Jawabannya sangat sederhana sekali sebetulnya, kerajaan Kutai yang berjaya pada
masa itu, yaitu sekitar abad ke-5 masehi di Kalimantan Timur, tentunya pemerintahan
pada waktu itu dalam rangka mencerdaskan rakyatnya diaktualisasikan dalam
kegiatan-kegiatan kerohanian yang berlangsung, terbukti pada masa pemerinatahan
Mulawarman, yang oleh rakyatnya dikenal sebagai raja yang dermawan. Mulawarman
sebagai raja dari kerajaan Kutai, dan juga sebagai pengikut setia Dewa Syiwa , ia
memberikan sebuah pelajaran kerohanian kepada rakyatnya dalam bentuk yang
bermacam-macam. Namun, intinya kegiatan membaca sudah ada pada masa itu,
sehinga dengan demikian peradaban membaca sudah ada semenjak dahulu kala. [2]
Di era
milenium yang saat ini kita jalani, bagaimana kegiatan membaca
diaktualisasikan.? Dalam sebuah laman web, diceritakan bahwa di Jepang,
kegiatan membaca sudah menjadi budaya yang tidak bisa terlepas dari kehidupan
mereka sehari-hari. Entah itu dalam sebuah perjalanan, baik di Kereta Api dan
semacamnya, kegiatan membaca menjadi sebuah pemandangan menarik untuk kita
saksikan.[3]
Hanya saja fenomena di Indonesia
saat ini, sungguh sangat memilukan, kegiatan membaca seakan tidak menjadi hal
yang urgen dalam kehidupan masyarakat Indonesia kebanyakan. Jarang kita
temukan, aktifitas dan kegiatan membaca di Indonesia, apalagi dalam kendaraan
transportasi seperti Kereta Api dan
sebagainya, sangat sulit untuk menemukan orang-orang sibuk dengan kegiatan
membaca, kalaupun ada masih bisa dihitung dengan jari.
Maka dari
itulah, kesadaran terhadap kepentingan informasi dengan aktualisasi membaca,
harus menjadi acuan utama dalam beraktifitas. Nah, kesadaran akan pentingnya
aktualisasi membaca (teks) di sini harus sesegera mungkin direalisasikan,
lebih-lebih dalam dunia akademis, sehingga nantinya tidak ada istilah sarjana instant.
Tentunya,
lembaga-lembaga perpustakaan (librarian
institutions) yang ada saat ini harus menjadi media yang bisa menyadarkan
betapa pentingnya kegiatan dan akitifitas membaca, untuk mendapatkan informasi.

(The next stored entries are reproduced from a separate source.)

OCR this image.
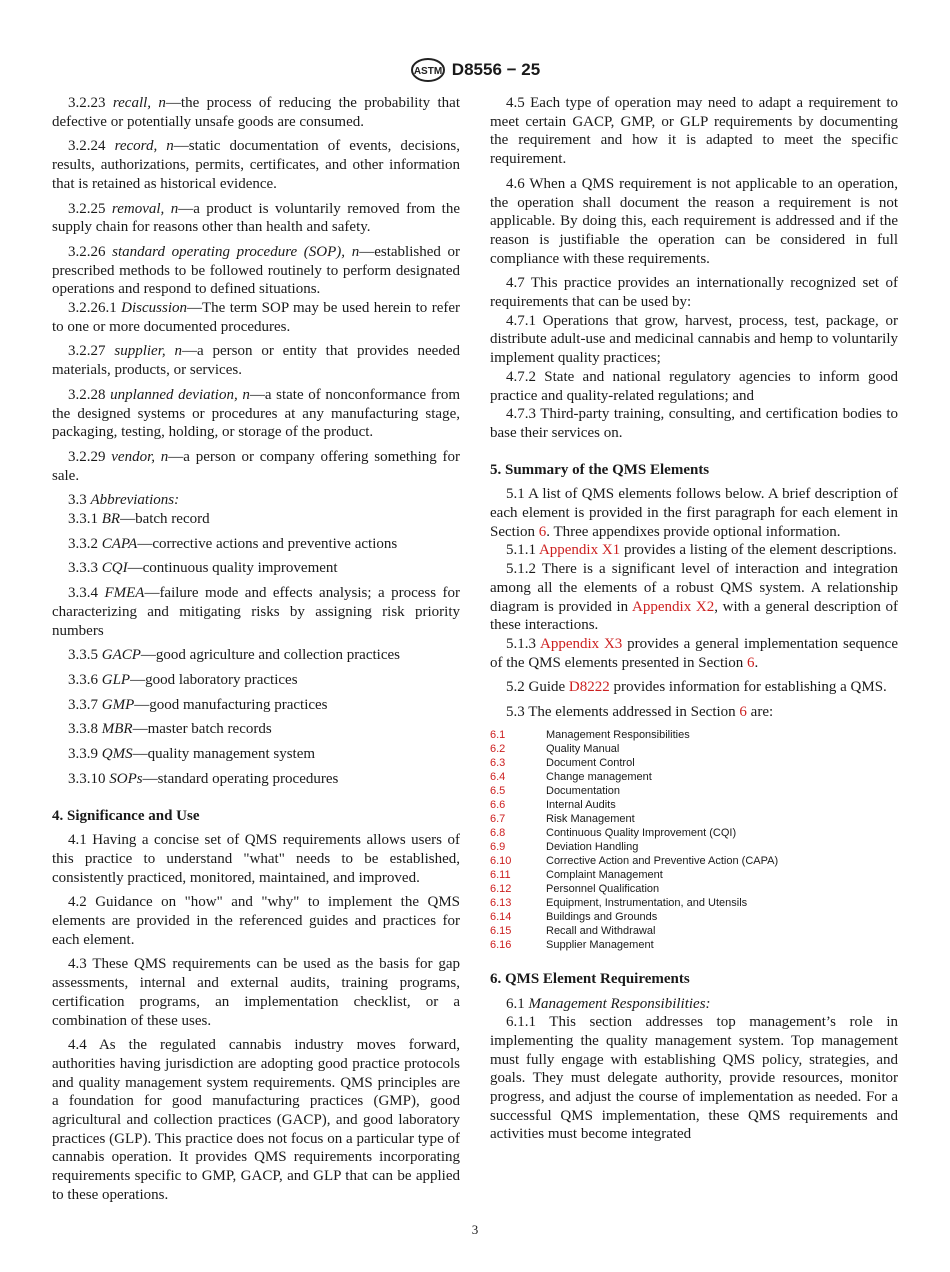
ASTM D8556 − 25

3.2.23 recall, n—the process of reducing the probability that defective or potentially unsafe goods are consumed.

3.2.24 record, n—static documentation of events, decisions, results, authorizations, permits, certificates, and other information that is retained as historical evidence.

3.2.25 removal, n—a product is voluntarily removed from the supply chain for reasons other than health and safety.

3.2.26 standard operating procedure (SOP), n—established or prescribed methods to be followed routinely to perform designated operations and respond to defined situations.

3.2.26.1 Discussion—The term SOP may be used herein to refer to one or more documented procedures.

3.2.27 supplier, n—a person or entity that provides needed materials, products, or services.

3.2.28 unplanned deviation, n—a state of nonconformance from the designed systems or procedures at any manufacturing stage, packaging, testing, holding, or storage of the product.

3.2.29 vendor, n—a person or company offering something for sale.

3.3 Abbreviations:

3.3.1 BR—batch record

3.3.2 CAPA—corrective actions and preventive actions

3.3.3 CQI—continuous quality improvement

3.3.4 FMEA—failure mode and effects analysis; a process for characterizing and mitigating risks by assigning risk priority numbers

3.3.5 GACP—good agriculture and collection practices

3.3.6 GLP—good laboratory practices

3.3.7 GMP—good manufacturing practices

3.3.8 MBR—master batch records

3.3.9 QMS—quality management system

3.3.10 SOPs—standard operating procedures

4. Significance and Use

4.1 Having a concise set of QMS requirements allows users of this practice to understand "what" needs to be established, consistently practiced, monitored, maintained, and improved.

4.2 Guidance on "how" and "why" to implement the QMS elements are provided in the referenced guides and practices for each element.

4.3 These QMS requirements can be used as the basis for gap assessments, internal and external audits, training programs, certification programs, an implementation checklist, or a combination of these uses.

4.4 As the regulated cannabis industry moves forward, authorities having jurisdiction are adopting good practice protocols and quality management system requirements. QMS principles are a foundation for good manufacturing practices (GMP), good agricultural and collection practices (GACP), and good laboratory practices (GLP). This practice does not focus on a particular type of cannabis operation. It provides QMS requirements incorporating requirements specific to GMP, GACP, and GLP that can be applied to these operations.

4.5 Each type of operation may need to adapt a requirement to meet certain GACP, GMP, or GLP requirements by documenting the requirement and how it is adapted to meet the specific requirement.

4.6 When a QMS requirement is not applicable to an operation, the operation shall document the reason a requirement is not applicable. By doing this, each requirement is addressed and if the reason is justifiable the operation can be considered in full compliance with these requirements.

4.7 This practice provides an internationally recognized set of requirements that can be used by:

4.7.1 Operations that grow, harvest, process, test, package, or distribute adult-use and medicinal cannabis and hemp to voluntarily implement quality practices;

4.7.2 State and national regulatory agencies to inform good practice and quality-related regulations; and

4.7.3 Third-party training, consulting, and certification bodies to base their services on.

5. Summary of the QMS Elements

5.1 A list of QMS elements follows below. A brief description of each element is provided in the first paragraph for each element in Section 6. Three appendixes provide optional information.

5.1.1 Appendix X1 provides a listing of the element descriptions.

5.1.2 There is a significant level of interaction and integration among all the elements of a robust QMS system. A relationship diagram is provided in Appendix X2, with a general description of these interactions.

5.1.3 Appendix X3 provides a general implementation sequence of the QMS elements presented in Section 6.

5.2 Guide D8222 provides information for establishing a QMS.

5.3 The elements addressed in Section 6 are:

6.1	Management Responsibilities
6.2	Quality Manual
6.3	Document Control
6.4	Change management
6.5	Documentation
6.6	Internal Audits
6.7	Risk Management
6.8	Continuous Quality Improvement (CQI)
6.9	Deviation Handling
6.10	Corrective Action and Preventive Action (CAPA)
6.11	Complaint Management
6.12	Personnel Qualification
6.13	Equipment, Instrumentation, and Utensils
6.14	Buildings and Grounds
6.15	Recall and Withdrawal
6.16	Supplier Management
6. QMS Element Requirements

6.1 Management Responsibilities:

6.1.1 This section addresses top management’s role in implementing the quality management system. Top management must fully engage with establishing QMS policy, strategies, and goals. They must delegate authority, provide resources, monitor progress, and adjust the course of implementation as needed. For a successful QMS implementation, these QMS requirements and activities must become integrated

3
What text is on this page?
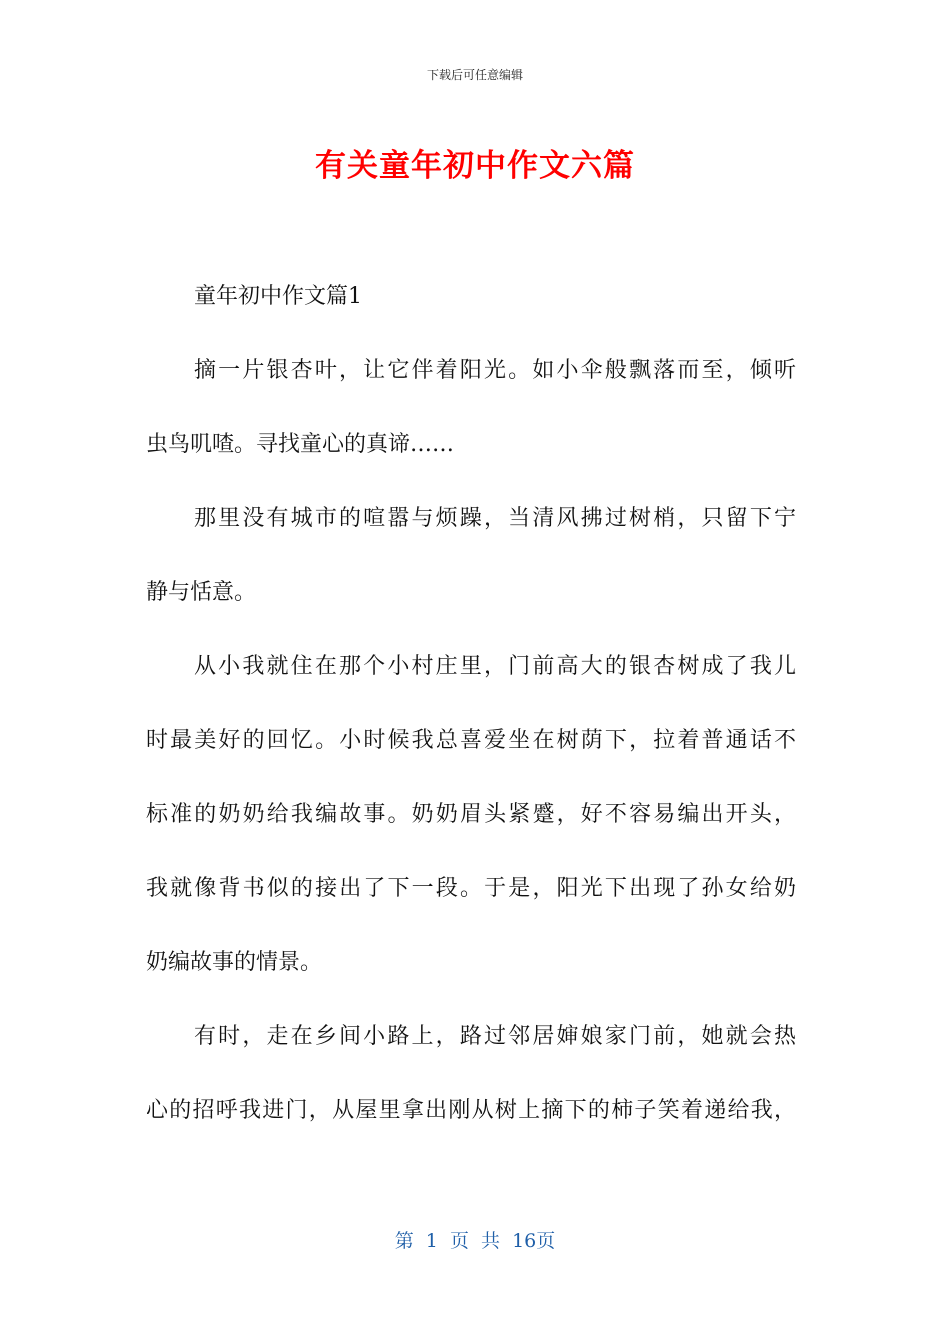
下载后可任意编辑
有关童年初中作文六篇
童年初中作文篇1
摘一片银杏叶，让它伴着阳光。如小伞般飘落而至，倾听
虫鸟叽喳。寻找童心的真谛……
那里没有城市的喧嚣与烦躁，当清风拂过树梢，只留下宁
静与恬意。
从小我就住在那个小村庄里，门前高大的银杏树成了我儿
时最美好的回忆。小时候我总喜爱坐在树荫下，拉着普通话不
标准的奶奶给我编故事。奶奶眉头紧蹙，好不容易编出开头，
我就像背书似的接出了下一段。于是，阳光下出现了孙女给奶
奶编故事的情景。
有时，走在乡间小路上，路过邻居婶娘家门前，她就会热
心的招呼我进门，从屋里拿出刚从树上摘下的柿子笑着递给我，
第 1 页 共 16页
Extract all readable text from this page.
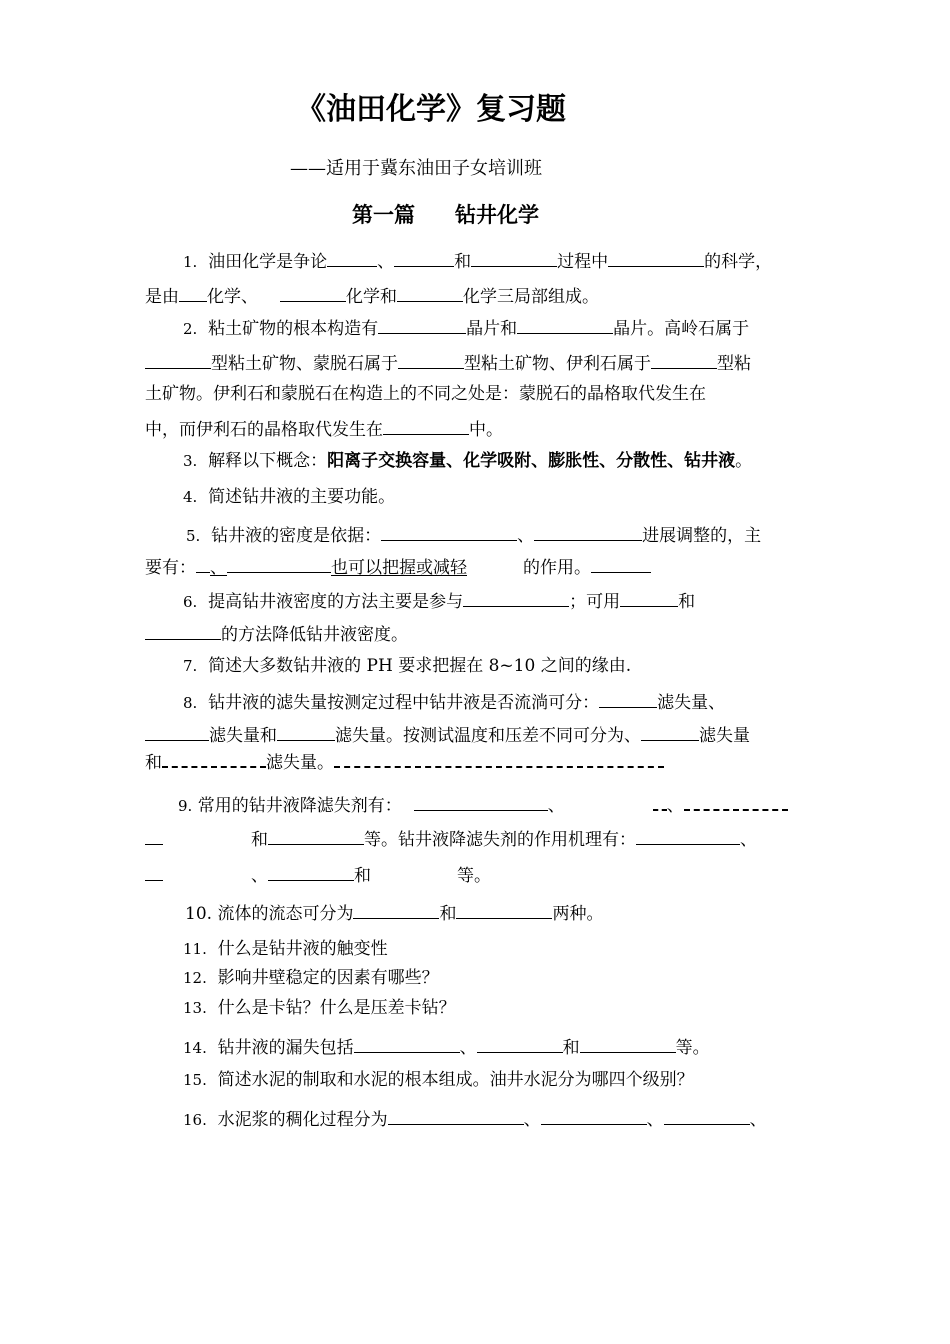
《油田化学》复习题
——适用于冀东油田子女培训班
第一篇 钻井化学
1. 油田化学是争论	、	和	过程中	的科学，
是由 化学、	化学和	化学三局部组成。
2. 粘土矿物的根本构造有	晶片和	晶片。高岭石属于
型粘土矿物、蒙脱石属于	型粘土矿物、伊利石属于	型粘
土矿物。伊利石和蒙脱石在构造上的不同之处是：蒙脱石的晶格取代发生在
中，而伊利石的晶格取代发生在	中。
3. 解释以下概念：阳离子交换容量、化学吸附、膨胀性、分散性、钻井液。
4. 简述钻井液的主要功能。
5. 钻井液的密度是依据：	、	进展调整的，主
要有： 、	也可以把握或减轻	的作用。
6. 提高钻井液密度的方法主要是参与	；可用	和
的方法降低钻井液密度。
7. 简述大多数钻井液的 PH 要求把握在 8~10 之间的缘由.
8. 钻井液的滤失量按测定过程中钻井液是否流淌可分：	滤失量、
滤失量和	滤失量。按测试温度和压差不同可分为、	滤失量
和	滤失量。
9. 常用的钻井液降滤失剂有：	、	、
和	等。钻井液降滤失剂的作用机理有：	、
、	和	等。
10. 流体的流态可分为	和	两种。
11. 什么是钻井液的触变性
12. 影响井壁稳定的因素有哪些？
13. 什么是卡钻？什么是压差卡钻？
14. 钻井液的漏失包括	、	和	等。
15. 简述水泥的制取和水泥的根本组成。油井水泥分为哪四个级别？
16. 水泥浆的稠化过程分为	、	、	、
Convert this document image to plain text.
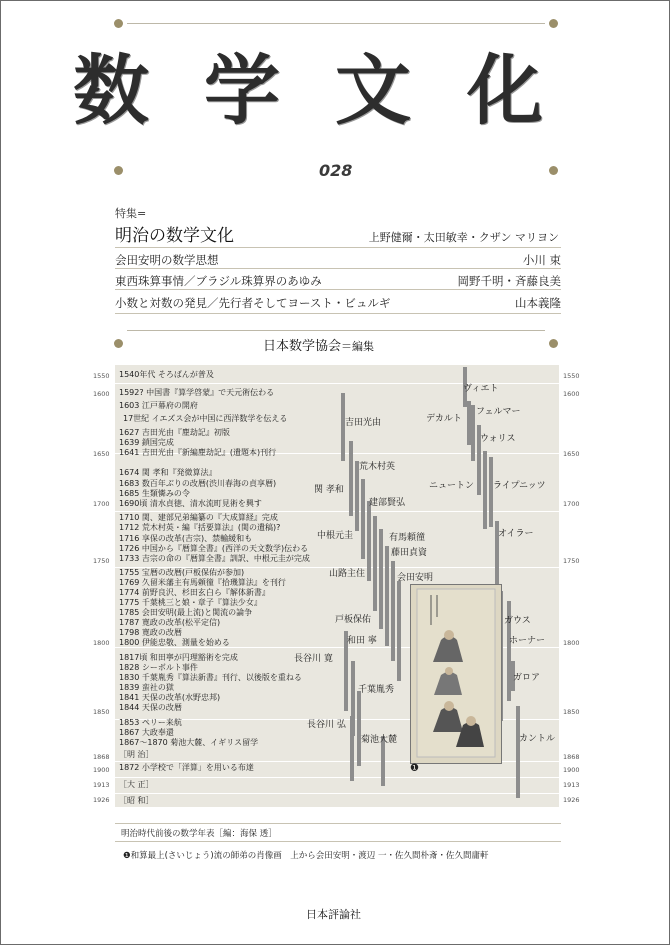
数 学 文 化
028
特集=
明治の数学文化	上野健爾・太田敏幸・クザン マリヨン
会田安明の数学思想	小川 束
東西珠算事情／ブラジル珠算界のあゆみ	岡野千明・斉藤良美
小数と対数の発見／先行者そしてヨースト・ビュルギ	山本義隆
日本数学協会＝編集
1550
1600
1650
1700
1750
1800
1850
1868
1900
1913
1926
1550
1600
1650
1700
1750
1800
1850
1868
1900
1913
1926
1540年代 そろばんが普及
1592? 中国書『算学啓蒙』で天元術伝わる
1603 江戸幕府の開府
17世紀 イエズス会が中国に西洋数学を伝える
1627 吉田光由『塵劫記』初版
1639 鎖国完成
1641 吉田光由『新編塵劫記』(遺題本)刊行
1674 関 孝和『発微算法』
1683 数百年ぶりの改暦(渋川春海の貞享暦)
1685 生類憐みの令
1690頃 清水貞徳、清水流町見術を興す
1710 関、建部兄弟編纂の『大成算経』完成
1712 荒木村英・編『括要算法』(関の遺稿)?
1716 享保の改革(吉宗)、禁輸緩和も
1726 中国から『暦算全書』(西洋の天文数学)伝わる
1733 吉宗の命の『暦算全書』訓訳、中根元圭が完成
1755 宝暦の改暦(戸板保佑が参加)
1769 久留米藩主有馬頼徸『拾璣算法』を刊行
1774 前野良沢、杉田玄白ら『解体新書』
1775 千葉桃三と娘・章子『算法少女』
1785 会田安明(最上流)と関流の論争
1787 寛政の改革(松平定信)
1798 寛政の改暦
1800 伊能忠敬、測量を始める
1817頃 和田寧が円理豁術を完成
1828 シーボルト事件
1830 千葉胤秀『算法新書』刊行、以後版を重ねる
1839 蛮社の獄
1841 天保の改革(水野忠邦)
1844 天保の改暦
1853 ペリー来航
1867 大政奉還
1867〜1870 菊池大麓、イギリス留学
［明 治］
1872 小学校で「洋算」を用いる布達
［大 正］
［昭 和］
吉田光由
関 孝和
荒木村英
建部賢弘
中根元圭	有馬頼徸
藤田貞資
山路主住	会田安明
戸板保佑
和田 寧
長谷川 寛
千葉胤秀
長谷川 弘
菊池大麓
ヴィエト
デカルト
フェルマー
ウォリス
ニュートン ライプニッツ
オイラー
ガウス
ホーナー
ガロア
カントル
❶
明治時代前後の数学年表［編：海保 透］
❶和算最上(さいじょう)流の師弟の肖像画　上から会田安明・渡辺 一・佐久間朴斎・佐久間庸軒
日本評論社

Ketika masayarakat kita Indonesia
sudah menjadi masyarakat yang cinta terhadap membaca, maka proses pembodohan
tidak akan pernah ada. Oleh karena itulah, lembaga-lembaga perpustakaan (librarian institution) yang menarik, harus
menjadi langkah solutif.
Sebagai sebuah
prolog, tulisan ini hanya ingin menghantarkan sebuah tema besar menganai
“Konsep Perpustakaan Di Era Milenium Ketiga.” Dengan harapan, nantinya
perpustakaan tidak hanya terkungkung dan berjibaku sebagai sebuah tempat yang
tidak nyaman. Melainkan, nantinya diharapkan perpustakaan bisa menjadi sebuah
tempat ataupun lembaga, yang di dalamnya terdapat pusat informasi, pusat
pendidikan, pusat rekreasi, dan pusat penelitian, begitulah kalau meminjam
istilah Drs. Dian Sinaga dalam bukunya.[4]
Tulisan ini,
di samping sebagai sebuah mediasi ilmiah untuk melahirkan sebuah konsep dan
teori baru, tulisan ini juga bermaksud untuk mengkaji bagaimana perpustakaan berperan
dalam kehidupan manusiadi era milenium ketiga ini. Dalam tulisan ini pula,
selain penulis melengkapi dengan teori-teori para ahli, penulis juga ingin
menjelaskan bagaimana aktualisasi perpustakaan dengan berbagai
komponen-komponennya. Maka untuk membantu dan mendukung tulisan ini, penulis
merujuk terhadap sebuah buku yang ditulis oleh Drs. Dian Sinaga, dengan judul Ilmu Perpustakaan dan Profesi Pustakawan.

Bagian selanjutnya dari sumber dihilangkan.